Her parents were kidnapped in April or May of 1977 in Córdoba province where they were kept at the La Perla concentration camp. “The birth of granddaughter 127 was at the hands of the ESMA doctor Jorge Luis Magnacco, recently released from prison after serving two thirds of the soft sentence he was given,” Carlotto said. The young woman is said to be reflecting still on the news of her true identity. It was the second success this month after the recovery of the daughter of Edgardo Garnier and Violeta Ortolani on December 4.


Thomas Poole Griesa, the Manhattan magistrate famous for his pari passu clause who presided over the decadelong legal battle between the Cristina Fernández de Kirchner administration and hedge fund holders of defaulted bonds insisting on their full payment, died last weekend at the age of 87. Appointed by Richard Nixon in 1972, he only retired last June after 45 years on the bench.
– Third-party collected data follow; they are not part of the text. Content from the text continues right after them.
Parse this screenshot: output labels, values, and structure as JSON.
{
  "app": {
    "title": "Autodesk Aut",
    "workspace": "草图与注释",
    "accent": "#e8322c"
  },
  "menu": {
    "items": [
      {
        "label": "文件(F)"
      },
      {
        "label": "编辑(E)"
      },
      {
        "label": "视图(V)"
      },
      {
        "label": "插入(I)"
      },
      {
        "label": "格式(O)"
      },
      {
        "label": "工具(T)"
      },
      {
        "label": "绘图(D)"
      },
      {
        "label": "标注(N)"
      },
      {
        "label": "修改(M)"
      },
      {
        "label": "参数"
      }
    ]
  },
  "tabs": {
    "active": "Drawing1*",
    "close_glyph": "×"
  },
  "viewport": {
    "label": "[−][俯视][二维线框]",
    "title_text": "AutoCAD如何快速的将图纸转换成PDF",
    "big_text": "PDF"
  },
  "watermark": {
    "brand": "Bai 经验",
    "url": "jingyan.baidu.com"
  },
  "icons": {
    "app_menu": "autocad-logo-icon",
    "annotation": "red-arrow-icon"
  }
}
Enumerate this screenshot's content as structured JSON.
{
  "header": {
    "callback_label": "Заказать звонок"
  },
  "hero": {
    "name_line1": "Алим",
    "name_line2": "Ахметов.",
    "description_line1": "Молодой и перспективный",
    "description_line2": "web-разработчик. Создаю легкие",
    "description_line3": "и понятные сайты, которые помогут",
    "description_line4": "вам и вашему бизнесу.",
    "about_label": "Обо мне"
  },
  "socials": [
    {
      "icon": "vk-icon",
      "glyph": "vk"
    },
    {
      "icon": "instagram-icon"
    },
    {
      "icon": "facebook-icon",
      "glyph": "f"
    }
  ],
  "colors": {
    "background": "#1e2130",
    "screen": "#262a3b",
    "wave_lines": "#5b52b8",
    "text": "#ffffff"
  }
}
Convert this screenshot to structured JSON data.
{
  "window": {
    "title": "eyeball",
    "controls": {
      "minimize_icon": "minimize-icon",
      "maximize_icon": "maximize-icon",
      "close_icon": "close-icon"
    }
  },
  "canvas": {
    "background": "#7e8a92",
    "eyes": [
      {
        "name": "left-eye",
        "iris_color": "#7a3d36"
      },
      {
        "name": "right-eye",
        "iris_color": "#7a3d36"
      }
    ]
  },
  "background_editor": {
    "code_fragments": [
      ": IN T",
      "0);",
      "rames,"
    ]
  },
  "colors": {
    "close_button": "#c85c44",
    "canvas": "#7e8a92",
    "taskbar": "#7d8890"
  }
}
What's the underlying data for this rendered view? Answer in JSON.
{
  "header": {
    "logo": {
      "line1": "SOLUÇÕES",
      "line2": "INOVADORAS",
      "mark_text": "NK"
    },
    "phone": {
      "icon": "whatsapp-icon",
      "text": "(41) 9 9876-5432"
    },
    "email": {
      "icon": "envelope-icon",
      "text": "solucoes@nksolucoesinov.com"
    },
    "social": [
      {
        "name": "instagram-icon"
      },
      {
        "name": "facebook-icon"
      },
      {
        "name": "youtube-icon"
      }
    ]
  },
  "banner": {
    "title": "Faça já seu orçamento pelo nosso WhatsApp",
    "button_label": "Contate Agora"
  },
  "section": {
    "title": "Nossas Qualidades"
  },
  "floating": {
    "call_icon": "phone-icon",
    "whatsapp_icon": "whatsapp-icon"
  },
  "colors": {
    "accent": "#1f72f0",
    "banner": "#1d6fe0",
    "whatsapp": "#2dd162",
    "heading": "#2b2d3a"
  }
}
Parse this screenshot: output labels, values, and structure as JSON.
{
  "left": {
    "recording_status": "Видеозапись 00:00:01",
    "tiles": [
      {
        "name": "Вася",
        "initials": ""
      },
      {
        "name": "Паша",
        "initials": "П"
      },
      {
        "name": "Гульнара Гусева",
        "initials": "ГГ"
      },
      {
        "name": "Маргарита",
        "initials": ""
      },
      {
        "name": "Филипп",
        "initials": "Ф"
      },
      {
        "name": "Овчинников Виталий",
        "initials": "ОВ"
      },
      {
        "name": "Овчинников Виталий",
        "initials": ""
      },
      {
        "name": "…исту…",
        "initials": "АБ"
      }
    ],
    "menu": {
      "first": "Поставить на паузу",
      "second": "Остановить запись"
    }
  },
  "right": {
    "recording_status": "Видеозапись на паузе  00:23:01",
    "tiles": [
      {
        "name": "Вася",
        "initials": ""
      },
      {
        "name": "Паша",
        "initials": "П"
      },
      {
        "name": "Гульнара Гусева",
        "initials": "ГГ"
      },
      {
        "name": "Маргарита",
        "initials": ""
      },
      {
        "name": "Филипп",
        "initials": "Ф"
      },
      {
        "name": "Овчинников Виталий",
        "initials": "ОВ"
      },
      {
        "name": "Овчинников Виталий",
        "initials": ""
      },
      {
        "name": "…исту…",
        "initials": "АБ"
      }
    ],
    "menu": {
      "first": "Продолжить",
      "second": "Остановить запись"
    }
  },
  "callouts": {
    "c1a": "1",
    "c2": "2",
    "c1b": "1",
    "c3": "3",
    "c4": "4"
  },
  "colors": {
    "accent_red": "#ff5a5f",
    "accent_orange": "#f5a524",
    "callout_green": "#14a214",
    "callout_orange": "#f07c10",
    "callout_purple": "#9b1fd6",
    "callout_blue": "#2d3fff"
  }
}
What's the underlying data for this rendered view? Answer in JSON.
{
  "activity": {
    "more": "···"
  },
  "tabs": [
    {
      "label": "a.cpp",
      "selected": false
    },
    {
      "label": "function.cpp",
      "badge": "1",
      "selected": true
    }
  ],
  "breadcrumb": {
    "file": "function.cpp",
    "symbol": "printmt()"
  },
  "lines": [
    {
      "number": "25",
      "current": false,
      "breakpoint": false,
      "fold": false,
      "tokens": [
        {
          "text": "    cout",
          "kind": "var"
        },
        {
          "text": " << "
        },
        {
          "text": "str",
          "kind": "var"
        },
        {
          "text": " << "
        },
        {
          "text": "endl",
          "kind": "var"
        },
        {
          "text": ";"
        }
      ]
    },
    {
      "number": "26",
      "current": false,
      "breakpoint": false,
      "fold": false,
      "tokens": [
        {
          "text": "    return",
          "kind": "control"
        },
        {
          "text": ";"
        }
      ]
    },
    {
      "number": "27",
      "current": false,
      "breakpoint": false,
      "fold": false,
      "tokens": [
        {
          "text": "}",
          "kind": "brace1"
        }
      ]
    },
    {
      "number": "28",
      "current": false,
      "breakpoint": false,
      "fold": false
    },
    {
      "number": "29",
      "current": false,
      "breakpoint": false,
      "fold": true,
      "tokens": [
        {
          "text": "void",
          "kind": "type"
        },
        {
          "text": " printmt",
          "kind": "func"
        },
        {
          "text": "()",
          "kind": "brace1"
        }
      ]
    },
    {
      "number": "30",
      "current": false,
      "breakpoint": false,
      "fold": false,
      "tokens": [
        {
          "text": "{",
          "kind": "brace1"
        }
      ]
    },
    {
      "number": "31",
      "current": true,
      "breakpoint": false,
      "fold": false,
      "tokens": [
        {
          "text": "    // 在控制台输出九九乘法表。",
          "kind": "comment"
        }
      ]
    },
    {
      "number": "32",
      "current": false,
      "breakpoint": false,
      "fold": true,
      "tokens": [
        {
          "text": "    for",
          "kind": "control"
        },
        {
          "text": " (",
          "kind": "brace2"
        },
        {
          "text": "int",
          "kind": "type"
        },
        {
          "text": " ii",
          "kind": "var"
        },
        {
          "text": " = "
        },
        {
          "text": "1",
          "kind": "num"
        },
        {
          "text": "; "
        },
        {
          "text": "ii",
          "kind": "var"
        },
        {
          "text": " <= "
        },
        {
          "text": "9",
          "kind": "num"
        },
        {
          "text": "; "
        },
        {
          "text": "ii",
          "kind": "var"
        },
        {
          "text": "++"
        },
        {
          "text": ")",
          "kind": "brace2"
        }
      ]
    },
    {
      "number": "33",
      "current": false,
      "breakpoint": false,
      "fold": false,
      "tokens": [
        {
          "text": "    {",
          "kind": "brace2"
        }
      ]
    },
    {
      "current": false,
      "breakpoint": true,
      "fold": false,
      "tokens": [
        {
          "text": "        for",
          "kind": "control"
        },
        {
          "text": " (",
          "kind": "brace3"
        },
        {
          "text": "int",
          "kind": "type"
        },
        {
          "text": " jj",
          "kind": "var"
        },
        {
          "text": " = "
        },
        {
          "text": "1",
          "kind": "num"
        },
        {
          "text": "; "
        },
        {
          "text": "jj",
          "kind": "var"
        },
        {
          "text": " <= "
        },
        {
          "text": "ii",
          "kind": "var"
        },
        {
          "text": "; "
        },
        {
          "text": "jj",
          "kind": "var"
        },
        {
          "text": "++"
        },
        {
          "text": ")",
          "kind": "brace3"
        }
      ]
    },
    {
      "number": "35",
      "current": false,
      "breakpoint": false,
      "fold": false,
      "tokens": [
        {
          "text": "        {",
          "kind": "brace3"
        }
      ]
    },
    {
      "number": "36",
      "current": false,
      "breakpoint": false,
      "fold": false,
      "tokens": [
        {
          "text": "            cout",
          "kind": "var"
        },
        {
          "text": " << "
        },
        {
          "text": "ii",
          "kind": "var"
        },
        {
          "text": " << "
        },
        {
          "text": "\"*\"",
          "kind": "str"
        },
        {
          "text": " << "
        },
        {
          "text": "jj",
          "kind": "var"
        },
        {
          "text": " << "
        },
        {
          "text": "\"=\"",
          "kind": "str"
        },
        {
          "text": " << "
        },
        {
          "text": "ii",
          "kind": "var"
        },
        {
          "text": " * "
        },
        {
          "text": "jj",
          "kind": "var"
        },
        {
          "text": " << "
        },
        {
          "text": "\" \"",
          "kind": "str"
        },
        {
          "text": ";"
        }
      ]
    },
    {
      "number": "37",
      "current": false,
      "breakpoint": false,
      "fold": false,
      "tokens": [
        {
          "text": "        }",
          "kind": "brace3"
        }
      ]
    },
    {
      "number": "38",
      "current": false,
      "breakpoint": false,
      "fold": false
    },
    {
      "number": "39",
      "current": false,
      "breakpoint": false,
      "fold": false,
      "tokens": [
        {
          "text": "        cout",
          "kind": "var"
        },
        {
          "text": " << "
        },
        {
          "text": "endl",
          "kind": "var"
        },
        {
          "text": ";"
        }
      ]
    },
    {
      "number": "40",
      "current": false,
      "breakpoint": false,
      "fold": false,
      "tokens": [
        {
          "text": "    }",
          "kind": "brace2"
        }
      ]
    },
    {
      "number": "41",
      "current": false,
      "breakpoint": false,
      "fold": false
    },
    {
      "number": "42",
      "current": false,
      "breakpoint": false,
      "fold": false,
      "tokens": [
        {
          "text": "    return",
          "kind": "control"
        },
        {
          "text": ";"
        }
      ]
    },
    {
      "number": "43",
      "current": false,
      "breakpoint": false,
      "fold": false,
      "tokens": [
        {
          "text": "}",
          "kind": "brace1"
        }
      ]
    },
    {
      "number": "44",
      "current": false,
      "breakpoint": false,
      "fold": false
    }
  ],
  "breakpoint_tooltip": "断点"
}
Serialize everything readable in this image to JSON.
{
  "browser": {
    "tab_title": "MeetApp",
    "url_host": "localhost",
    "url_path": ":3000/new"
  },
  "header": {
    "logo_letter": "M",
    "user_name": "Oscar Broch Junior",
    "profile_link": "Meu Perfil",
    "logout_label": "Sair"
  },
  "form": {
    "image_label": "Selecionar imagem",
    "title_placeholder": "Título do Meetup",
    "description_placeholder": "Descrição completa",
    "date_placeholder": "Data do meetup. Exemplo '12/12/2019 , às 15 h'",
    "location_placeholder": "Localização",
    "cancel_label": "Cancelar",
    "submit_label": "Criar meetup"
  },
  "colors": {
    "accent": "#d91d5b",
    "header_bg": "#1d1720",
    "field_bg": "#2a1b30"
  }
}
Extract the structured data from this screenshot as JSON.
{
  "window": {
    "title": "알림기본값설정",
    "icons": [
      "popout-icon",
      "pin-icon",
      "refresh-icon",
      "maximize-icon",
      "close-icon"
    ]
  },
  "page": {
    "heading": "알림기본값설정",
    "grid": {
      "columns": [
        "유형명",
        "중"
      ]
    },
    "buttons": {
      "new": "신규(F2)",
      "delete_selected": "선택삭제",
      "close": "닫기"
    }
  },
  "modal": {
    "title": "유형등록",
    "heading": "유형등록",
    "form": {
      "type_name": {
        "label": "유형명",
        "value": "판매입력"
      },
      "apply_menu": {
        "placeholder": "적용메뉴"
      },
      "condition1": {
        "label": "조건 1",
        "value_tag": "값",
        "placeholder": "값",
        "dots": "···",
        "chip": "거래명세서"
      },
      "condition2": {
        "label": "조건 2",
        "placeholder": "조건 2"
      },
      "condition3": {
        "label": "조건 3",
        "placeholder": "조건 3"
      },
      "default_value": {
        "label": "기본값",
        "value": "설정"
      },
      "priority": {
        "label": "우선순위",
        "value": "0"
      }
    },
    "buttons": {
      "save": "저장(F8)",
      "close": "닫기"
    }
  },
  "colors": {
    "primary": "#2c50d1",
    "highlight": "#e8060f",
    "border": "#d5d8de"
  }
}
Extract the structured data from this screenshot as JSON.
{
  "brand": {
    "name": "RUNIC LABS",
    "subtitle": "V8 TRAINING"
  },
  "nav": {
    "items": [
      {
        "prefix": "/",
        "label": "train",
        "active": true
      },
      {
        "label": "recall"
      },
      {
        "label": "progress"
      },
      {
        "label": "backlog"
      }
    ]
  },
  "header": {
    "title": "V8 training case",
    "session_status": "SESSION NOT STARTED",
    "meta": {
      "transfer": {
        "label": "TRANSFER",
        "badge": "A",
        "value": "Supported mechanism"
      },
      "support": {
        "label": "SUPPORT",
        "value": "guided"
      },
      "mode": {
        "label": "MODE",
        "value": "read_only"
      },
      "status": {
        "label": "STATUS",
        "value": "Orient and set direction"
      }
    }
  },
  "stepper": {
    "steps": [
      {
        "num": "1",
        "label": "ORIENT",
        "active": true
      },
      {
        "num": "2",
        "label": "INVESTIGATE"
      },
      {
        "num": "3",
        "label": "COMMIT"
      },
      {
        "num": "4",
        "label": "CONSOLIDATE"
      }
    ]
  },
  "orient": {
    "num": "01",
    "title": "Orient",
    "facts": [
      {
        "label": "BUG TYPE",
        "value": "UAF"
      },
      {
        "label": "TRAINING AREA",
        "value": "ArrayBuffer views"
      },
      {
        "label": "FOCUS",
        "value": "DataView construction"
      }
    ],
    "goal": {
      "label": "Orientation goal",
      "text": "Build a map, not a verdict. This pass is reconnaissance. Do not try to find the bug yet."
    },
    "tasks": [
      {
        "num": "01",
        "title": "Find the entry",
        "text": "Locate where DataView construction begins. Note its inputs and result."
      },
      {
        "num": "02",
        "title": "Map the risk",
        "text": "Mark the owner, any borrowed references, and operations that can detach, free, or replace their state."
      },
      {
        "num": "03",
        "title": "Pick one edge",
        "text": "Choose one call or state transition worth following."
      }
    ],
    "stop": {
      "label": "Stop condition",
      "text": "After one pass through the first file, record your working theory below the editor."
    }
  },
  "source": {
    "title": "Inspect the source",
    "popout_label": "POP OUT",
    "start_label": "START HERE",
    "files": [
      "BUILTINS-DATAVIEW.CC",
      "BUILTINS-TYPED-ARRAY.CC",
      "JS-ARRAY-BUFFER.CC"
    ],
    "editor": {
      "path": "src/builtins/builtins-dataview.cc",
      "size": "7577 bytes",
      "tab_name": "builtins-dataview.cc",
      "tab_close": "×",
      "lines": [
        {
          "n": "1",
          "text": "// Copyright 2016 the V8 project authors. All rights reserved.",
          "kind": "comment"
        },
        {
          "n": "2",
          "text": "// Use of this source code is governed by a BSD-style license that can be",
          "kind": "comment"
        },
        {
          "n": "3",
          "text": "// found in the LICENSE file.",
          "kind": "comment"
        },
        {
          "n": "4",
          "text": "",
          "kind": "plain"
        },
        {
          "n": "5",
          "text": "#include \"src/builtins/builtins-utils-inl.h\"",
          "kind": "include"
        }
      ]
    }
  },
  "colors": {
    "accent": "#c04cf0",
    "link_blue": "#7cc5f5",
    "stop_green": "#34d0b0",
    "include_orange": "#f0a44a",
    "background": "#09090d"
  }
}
Hope of finding wreckage in the search for the missing ARA San Juan submarine seems to be all but extinguished as the year draws to a close – Washington announced in midweek that it would be withdrawing its naval units from the search after six weeks while Moscow said that Russian vessels would be following suit in the next fortnight.

Some families of the missing crew members blamed the dwindling search effort and the withdrawal of international support on the Mauricio Macri administration’s lack of commmitment but the government has yet to officially give up the submarine as lost. The ARA San Juan went missing off the Chubut coast on November 15.


Home for Christmas but lacking in the seasonal spirit – Argentine national football team coach Jorge Sampaoli’s Yuletide return to his native Casilda (Santa Fe) was blighted by his abusive reactions to local police traffic controls.

When his own car was stopped for carrying eight people with only five seatbelts and after an accompanying vehicle lost its driving licence after testing positive for drunk driving, Sampaoli lost his temper, asking the police officer (among other insults) how he dared interfere with him when “you only earn 100 pesos a month, you idiot.”


Just a day before the year draws to a close, with temperatures soaring in the capital, the National Meteorological Service (SMN) announced yesterday that 2017 had become the warmest year in Argentina’s history, at least since records began, exceeding the previous record set in 2012.